Arrêt de la Cour du 5 mai 1982. – Gaston Schul Douane Expediteur BV contre Inspecteur des droits d’importation et des accises, de Roosendaal. – Demande de décision préjudicielle: Gerechtshof ‘s-Hertogenbosch – Pays-Bas. – Taxe sur le chiffre d’affaires à l’importation de marchandises livrées par des particuliers. – Affaire 15/81.

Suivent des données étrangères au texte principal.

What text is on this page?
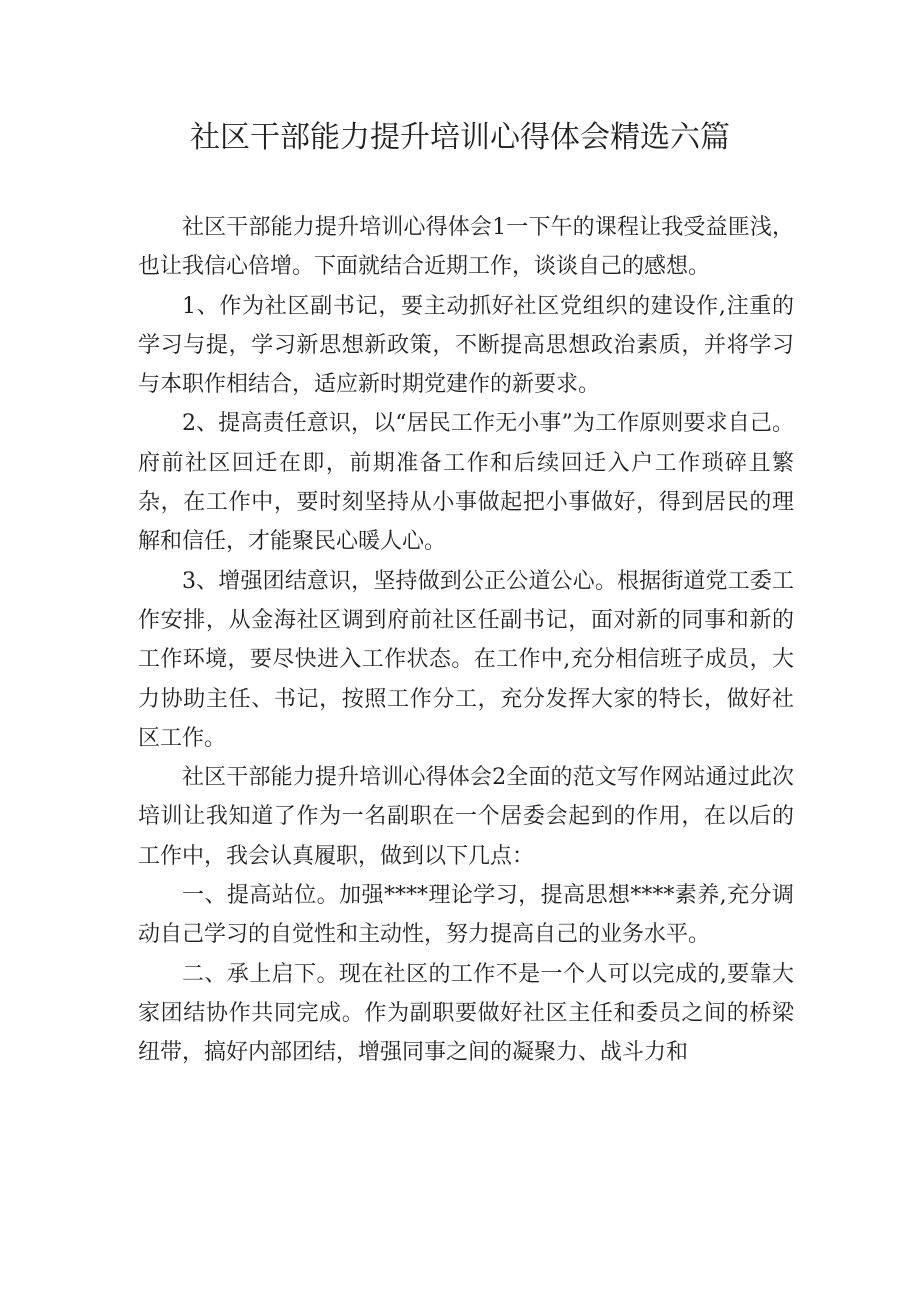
社区干部能力提升培训心得体会精选六篇

社区干部能力提升培训心得体会1一下午的课程让我受益匪浅，也让我信心倍增。下面就结合近期工作，谈谈自己的感想。

1、作为社区副书记，要主动抓好社区党组织的建设作,注重的学习与提，学习新思想新政策，不断提高思想政治素质，并将学习与本职作相结合，适应新时期党建作的新要求。

2、提高责任意识，以“居民工作无小事”为工作原则要求自己。府前社区回迁在即，前期准备工作和后续回迁入户工作琐碎且繁杂，在工作中，要时刻坚持从小事做起把小事做好，得到居民的理解和信任，才能聚民心暖人心。

3、增强团结意识，坚持做到公正公道公心。根据街道党工委工作安排，从金海社区调到府前社区任副书记，面对新的同事和新的工作环境，要尽快进入工作状态。在工作中,充分相信班子成员，大力协助主任、书记，按照工作分工，充分发挥大家的特长，做好社区工作。

社区干部能力提升培训心得体会2全面的范文写作网站通过此次培训让我知道了作为一名副职在一个居委会起到的作用，在以后的工作中，我会认真履职，做到以下几点：

一、提高站位。加强****理论学习，提高思想****素养,充分调动自己学习的自觉性和主动性，努力提高自己的业务水平。

二、承上启下。现在社区的工作不是一个人可以完成的,要靠大家团结协作共同完成。作为副职要做好社区主任和委员之间的桥梁纽带，搞好内部团结，增强同事之间的凝聚力、战斗力和
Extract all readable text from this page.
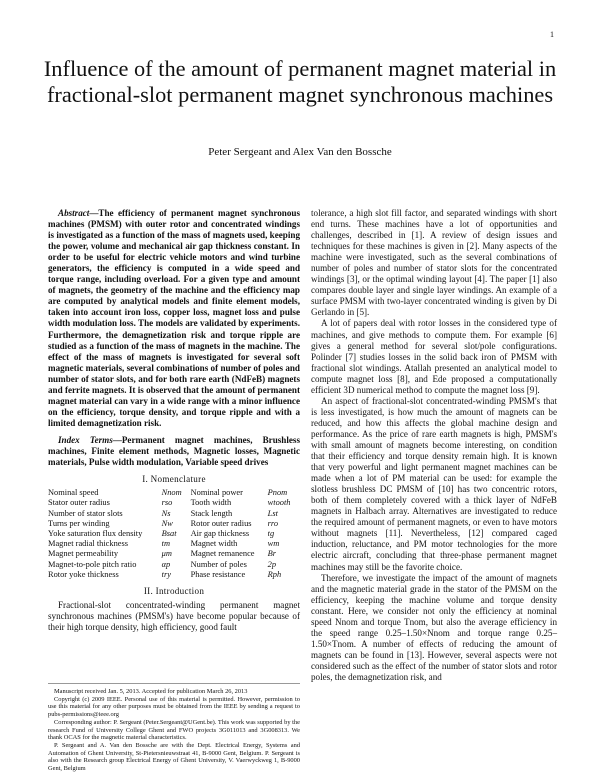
1
Influence of the amount of permanent magnet material in fractional-slot permanent magnet synchronous machines
Peter Sergeant and Alex Van den Bossche

Abstract—The efficiency of permanent magnet synchronous machines (PMSM) with outer rotor and concentrated windings is investigated as a function of the mass of magnets used, keeping the power, volume and mechanical air gap thickness constant. In order to be useful for electric vehicle motors and wind turbine generators, the efficiency is computed in a wide speed and torque range, including overload. For a given type and amount of magnets, the geometry of the machine and the efficiency map are computed by analytical models and finite element models, taken into account iron loss, copper loss, magnet loss and pulse width modulation loss. The models are validated by experiments. Furthermore, the demagnetization risk and torque ripple are studied as a function of the mass of magnets in the machine. The effect of the mass of magnets is investigated for several soft magnetic materials, several combinations of number of poles and number of stator slots, and for both rare earth (NdFeB) magnets and ferrite magnets. It is observed that the amount of permanent magnet material can vary in a wide range with a minor influence on the efficiency, torque density, and torque ripple and with a limited demagnetization risk.

Index Terms—Permanent magnet machines, Brushless machines, Finite element methods, Magnetic losses, Magnetic materials, Pulse width modulation, Variable speed drives

I. Nomenclature
Nominal speed	Nnom	Nominal power	Pnom
Stator outer radius	rso	Tooth width	wtooth
Number of stator slots	Ns	Stack length	Lst
Turns per winding	Nw	Rotor outer radius	rro
Yoke saturation flux density	Bsat	Air gap thickness	tg
Magnet radial thickness	tm	Magnet width	wm
Magnet permeability	μm	Magnet remanence	Br
Magnet-to-pole pitch ratio	αp	Number of poles	2p
Rotor yoke thickness	try	Phase resistance	Rph
II. Introduction

Fractional-slot concentrated-winding permanent magnet synchronous machines (PMSM's) have become popular because of their high torque density, high efficiency, good fault

Manuscript received Jan. 5, 2013. Accepted for publication March 26, 2013

Copyright (c) 2009 IEEE. Personal use of this material is permitted. However, permission to use this material for any other purposes must be obtained from the IEEE by sending a request to pubs-permissions@ieee.org

Corresponding author: P. Sergeant (Peter.Sergeant@UGent.be). This work was supported by the research Fund of University College Ghent and FWO projects 3G011013 and 3G008313. We thank OCAS for the magnetic material characteristics.

P. Sergeant and A. Van den Bossche are with the Dept. Electrical Energy, Systems and Automation of Ghent University, St-Pietersnieuwstraat 41, B-9000 Gent, Belgium. P. Sergeant is also with the Research group Electrical Energy of Ghent University, V. Vaerwyckweg 1, B-9000 Gent, Belgium

tolerance, a high slot fill factor, and separated windings with short end turns. These machines have a lot of opportunities and challenges, described in [1]. A review of design issues and techniques for these machines is given in [2]. Many aspects of the machine were investigated, such as the several combinations of number of poles and number of stator slots for the concentrated windings [3], or the optimal winding layout [4]. The paper [1] also compares double layer and single layer windings. An example of a surface PMSM with two-layer concentrated winding is given by Di Gerlando in [5].

A lot of papers deal with rotor losses in the considered type of machines, and give methods to compute them. For example [6] gives a general method for several slot/pole configurations. Polinder [7] studies losses in the solid back iron of PMSM with fractional slot windings. Atallah presented an analytical model to compute magnet loss [8], and Ede proposed a computationally efficient 3D numerical method to compute the magnet loss [9].

An aspect of fractional-slot concentrated-winding PMSM's that is less investigated, is how much the amount of magnets can be reduced, and how this affects the global machine design and performance. As the price of rare earth magnets is high, PMSM's with small amount of magnets become interesting, on condition that their efficiency and torque density remain high. It is known that very powerful and light permanent magnet machines can be made when a lot of PM material can be used: for example the slotless brushless DC PMSM of [10] has two concentric rotors, both of them completely covered with a thick layer of NdFeB magnets in Halbach array. Alternatives are investigated to reduce the required amount of permanent magnets, or even to have motors without magnets [11]. Nevertheless, [12] compared caged induction, reluctance, and PM motor technologies for the more electric aircraft, concluding that three-phase permanent magnet machines may still be the favorite choice.

Therefore, we investigate the impact of the amount of magnets and the magnetic material grade in the stator of the PMSM on the efficiency, keeping the machine volume and torque density constant. Here, we consider not only the efficiency at nominal speed Nnom and torque Tnom, but also the average efficiency in the speed range 0.25–1.50×Nnom and torque range 0.25–1.50×Tnom. A number of effects of reducing the amount of magnets can be found in [13]. However, several aspects were not considered such as the effect of the number of stator slots and rotor poles, the demagnetization risk, and
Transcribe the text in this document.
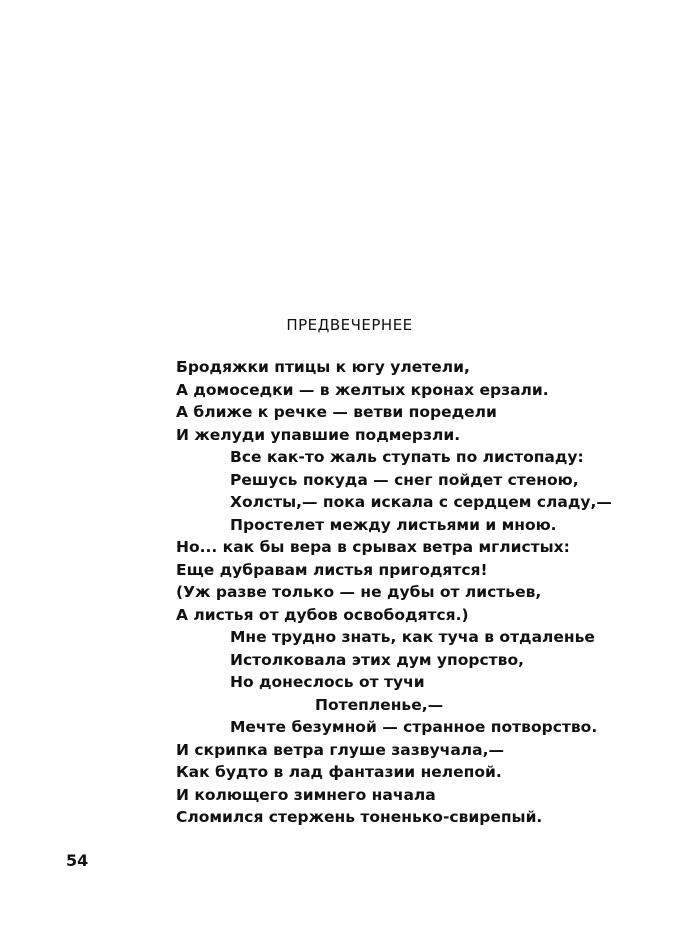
ПРЕДВЕЧЕРНЕЕ
Бродяжки птицы к югу улетели,
А домоседки — в желтых кронах ерзали.
А ближе к речке — ветви поредели
И желуди упавшие подмерзли.
Все как-то жаль ступать по листопаду:
Решусь покуда — снег пойдет стеною,
Холсты,— пока искала с сердцем сладу,—
Простелет между листьями и мною.
Но... как бы вера в срывах ветра мглистых:
Еще дубравам листья пригодятся!
(Уж разве только — не дубы от листьев,
А листья от дубов освободятся.)
Мне трудно знать, как туча в отдаленье
Истолковала этих дум упорство,
Но донеслось от тучи
Потепленье,—
Мечте безумной — странное потворство.
И скрипка ветра глуше зазвучала,—
Как будто в лад фантазии нелепой.
И колющего зимнего начала
Сломился стержень тоненько-свирепый.
54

Par un arrêt du 5 mai 1982, la Cour de justice des Communautés européennes, saisie d’une question préjudicielle par le Gerechtshof de ‘s-Hertogenbosch, s’est prononcée sur la compatibilité avec le droit communautaire de la perception de la taxe sur la valeur ajoutée lors de l’importation d’un bien d’occasion entre particuliers. En l’espèce, un transitaire en douane avait importé aux Pays-Bas, pour le compte d’un particulier y résidant, un bateau de plaisance acheté en France auprès d’un autre particulier. L’administration fiscale néerlandaise avait alors assujetti cette importation à la taxe sur la valeur ajoutée au taux interne de 18 %. Le transitaire a contesté cette taxation devant les juridictions nationales, arguant qu’elle était contraire aux articles 13 et 95 du traité CEE, car une cession similaire entre particuliers à l’intérieur des Pays-Bas n’était pas soumise à la TVA. Face à cette argumentation, la juridiction de renvoi a interrogé la Cour sur le point de savoir si une telle imposition constituait une taxe d’effet équivalant à un droit de douane prohibée par l’article 13 du traité, ou une imposition intérieure discriminatoire au sens de l’article 95. La question se posait également de la validité de la sixième directive TVA qui soumettait à la taxe les importations de biens sans distinguer selon la qualité, assujetti ou non, du vendeur. La Cour de justice juge que la taxe relève de l’article 95 du traité et constitue une imposition intérieure discriminatoire, sauf si l’État membre d’importation tient compte de la taxe résiduelle incorporée dans la valeur du bien.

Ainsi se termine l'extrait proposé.